We will implement one new iterator, the HashJoinIterator. It takes in two iterators as its input; the left input and the right input. The most important thing to note is that the build phase (building the hash table, and possibly writing the build input to chunk files on disk) happens in Init() of the iterator. Also, the left input is always used as the build input in the hash join.
The iterator constructor will filter out the tables and columns it will use, and store those in internal structures. What columns the iterator actually needs is determined by the read_set of each table. If the read_set is completely blank, the entire table is filtered out as well.

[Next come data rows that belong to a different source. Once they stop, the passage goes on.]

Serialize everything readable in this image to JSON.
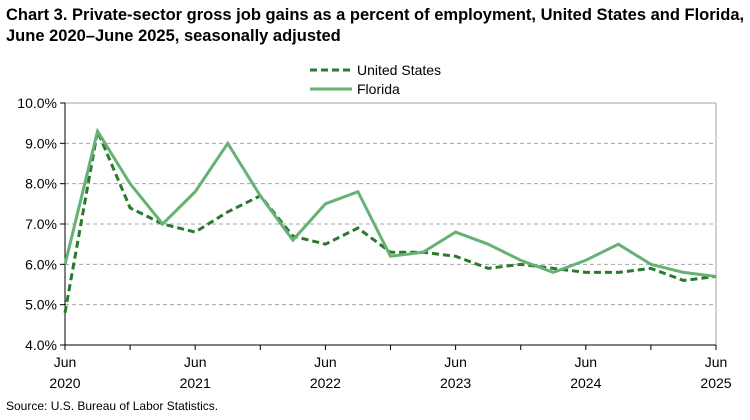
{
  "chart_data": {
    "type": "line",
    "title": "Chart 3. Private-sector gross job gains as a percent of employment, United States and Florida, June 2020–June 2025, seasonally adjusted",
    "source": "Source: U.S. Bureau of Labor Statistics.",
    "x": [
      "Jun 2020",
      "Sep 2020",
      "Dec 2020",
      "Mar 2021",
      "Jun 2021",
      "Sep 2021",
      "Dec 2021",
      "Mar 2022",
      "Jun 2022",
      "Sep 2022",
      "Dec 2022",
      "Mar 2023",
      "Jun 2023",
      "Sep 2023",
      "Dec 2023",
      "Mar 2024",
      "Jun 2024",
      "Sep 2024",
      "Dec 2024",
      "Mar 2025",
      "Jun 2025"
    ],
    "x_tick_labels": [
      {
        "index": 0,
        "line1": "Jun",
        "line2": "2020"
      },
      {
        "index": 4,
        "line1": "Jun",
        "line2": "2021"
      },
      {
        "index": 8,
        "line1": "Jun",
        "line2": "2022"
      },
      {
        "index": 12,
        "line1": "Jun",
        "line2": "2023"
      },
      {
        "index": 16,
        "line1": "Jun",
        "line2": "2024"
      },
      {
        "index": 20,
        "line1": "Jun",
        "line2": "2025"
      }
    ],
    "ylim": [
      4.0,
      10.0
    ],
    "y_ticks": [
      "4.0%",
      "5.0%",
      "6.0%",
      "7.0%",
      "8.0%",
      "9.0%",
      "10.0%"
    ],
    "grid": "horizontal dashed",
    "legend_placement": "top-center",
    "series": [
      {
        "name": "United States",
        "style": "dashed",
        "color": "#2a7a2e",
        "values": [
          4.8,
          9.3,
          7.4,
          7.0,
          6.8,
          7.3,
          7.7,
          6.7,
          6.5,
          6.9,
          6.3,
          6.3,
          6.2,
          5.9,
          6.0,
          5.9,
          5.8,
          5.8,
          5.9,
          5.6,
          5.7
        ]
      },
      {
        "name": "Florida",
        "style": "solid",
        "color": "#66b274",
        "values": [
          6.0,
          9.3,
          8.0,
          7.0,
          7.8,
          9.0,
          7.7,
          6.6,
          7.5,
          7.8,
          6.2,
          6.3,
          6.8,
          6.5,
          6.1,
          5.8,
          6.1,
          6.5,
          6.0,
          5.8,
          5.7
        ]
      }
    ]
  }
}
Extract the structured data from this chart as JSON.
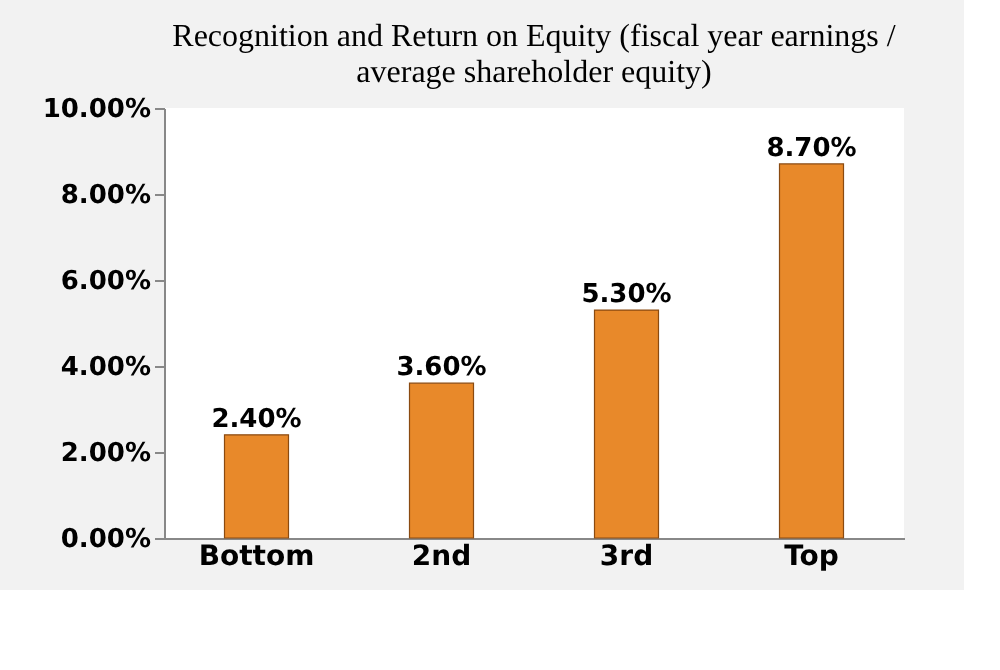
{
  "chart_data": {
    "type": "bar",
    "title": "Recognition and Return on Equity (fiscal year earnings / average shareholder equity)",
    "categories": [
      "Bottom",
      "2nd",
      "3rd",
      "Top"
    ],
    "values": [
      2.4,
      3.6,
      5.3,
      8.7
    ],
    "value_labels": [
      "2.40%",
      "3.60%",
      "5.30%",
      "8.70%"
    ],
    "color": "#e8892a",
    "ylim": [
      0,
      10
    ],
    "yticks": [
      {
        "value": 0,
        "label": "0.00%"
      },
      {
        "value": 2,
        "label": "2.00%"
      },
      {
        "value": 4,
        "label": "4.00%"
      },
      {
        "value": 6,
        "label": "6.00%"
      },
      {
        "value": 8,
        "label": "8.00%"
      },
      {
        "value": 10,
        "label": "10.00%"
      }
    ],
    "grid": false
  }
}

Adding the hash join iterator to the iterator execution engine
Hash join will only be available with the new iterator execution engine. When the optimizer is building the iterator tree (in create_iterators()) and a BNL is encountered, we call JOIN_CACHE::can_be_replaced_with_hash_join() to see if we can replace the BNL with a hash join. The function can_be_replaced_with_hash_join() looks at the condition that is attached to the table (QEP_TAB) and see if it can find any equi-join conditions. If it can find at least one, the function returns true and the optimizer continues to build the iterator tree. If it can't find any equi-join condition, we fall back to the old executor. Also, note that if there aren't any conditions attached to the table, we can still execute hash join; the join condition is "true".
When joins are connected together (in ConnectJoins()), we take all the equi-join conditions and send them to the hash join iterator. Any join conditions that cannot be handled by the hash join iterator (i.e. non equi-join) are attached as filters after the hash join iterator.